THE (NON-) BLOGGING CHARACTER
Damon considered the nothing he had written. He had spent two hours not writing the follow-up post to his controversial one-liner: ‘The most authentic form of self-loathing blog is never written’. He could either return to the non-blogger community, and risk the wrath of their ranks, or make a textual stand. At two minutes before midnight he wrote ‘Boo!’ in the text box and posted a titleless post.

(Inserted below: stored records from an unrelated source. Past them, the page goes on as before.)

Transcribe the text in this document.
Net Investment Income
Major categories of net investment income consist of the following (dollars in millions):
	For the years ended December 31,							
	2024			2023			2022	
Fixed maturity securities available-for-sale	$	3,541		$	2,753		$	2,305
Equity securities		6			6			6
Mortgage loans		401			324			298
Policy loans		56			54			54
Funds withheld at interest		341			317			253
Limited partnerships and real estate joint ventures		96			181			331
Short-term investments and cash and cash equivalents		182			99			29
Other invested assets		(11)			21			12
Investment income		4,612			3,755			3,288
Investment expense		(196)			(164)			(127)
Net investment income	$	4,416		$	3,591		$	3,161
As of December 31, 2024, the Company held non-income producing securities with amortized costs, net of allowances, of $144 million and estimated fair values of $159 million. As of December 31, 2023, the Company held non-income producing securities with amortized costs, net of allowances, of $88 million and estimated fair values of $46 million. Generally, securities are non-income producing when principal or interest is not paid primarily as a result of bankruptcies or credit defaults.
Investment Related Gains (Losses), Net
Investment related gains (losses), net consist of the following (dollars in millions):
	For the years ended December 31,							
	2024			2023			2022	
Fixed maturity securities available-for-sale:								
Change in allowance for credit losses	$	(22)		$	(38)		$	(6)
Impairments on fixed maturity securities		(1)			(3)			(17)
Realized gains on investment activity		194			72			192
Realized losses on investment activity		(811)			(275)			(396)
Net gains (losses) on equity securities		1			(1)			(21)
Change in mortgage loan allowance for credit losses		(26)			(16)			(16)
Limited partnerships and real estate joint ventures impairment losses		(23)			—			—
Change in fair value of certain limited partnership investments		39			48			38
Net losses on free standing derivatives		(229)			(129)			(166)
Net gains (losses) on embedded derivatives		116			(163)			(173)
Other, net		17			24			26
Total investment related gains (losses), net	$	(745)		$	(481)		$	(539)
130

“The self-loathing blogger community left their warm excreta in the comments again,” he said to his mother. “ShutUpNow said: ‘This infantile provocation of our community, from which you have been forever banned, merely shows a pathetic need to reconnect with us. You can scream nothing from the rooftops, not write a million non-books, or vanish from the net entirely: there is no way back.” Kwi_8 said: “Fail. Your pathetic poke is as meaningless as the rest of the claver clogging up the net. A perfect illustration of our vitality.” Moe_Ack said: “I would block this blog from the universe if I had God’s IP address.”
“Tetchy bissoms,” his mother said.
“I have an agenda. I will write. I will write words until those word-hating halfwits acknowledge that words are better than non-words.”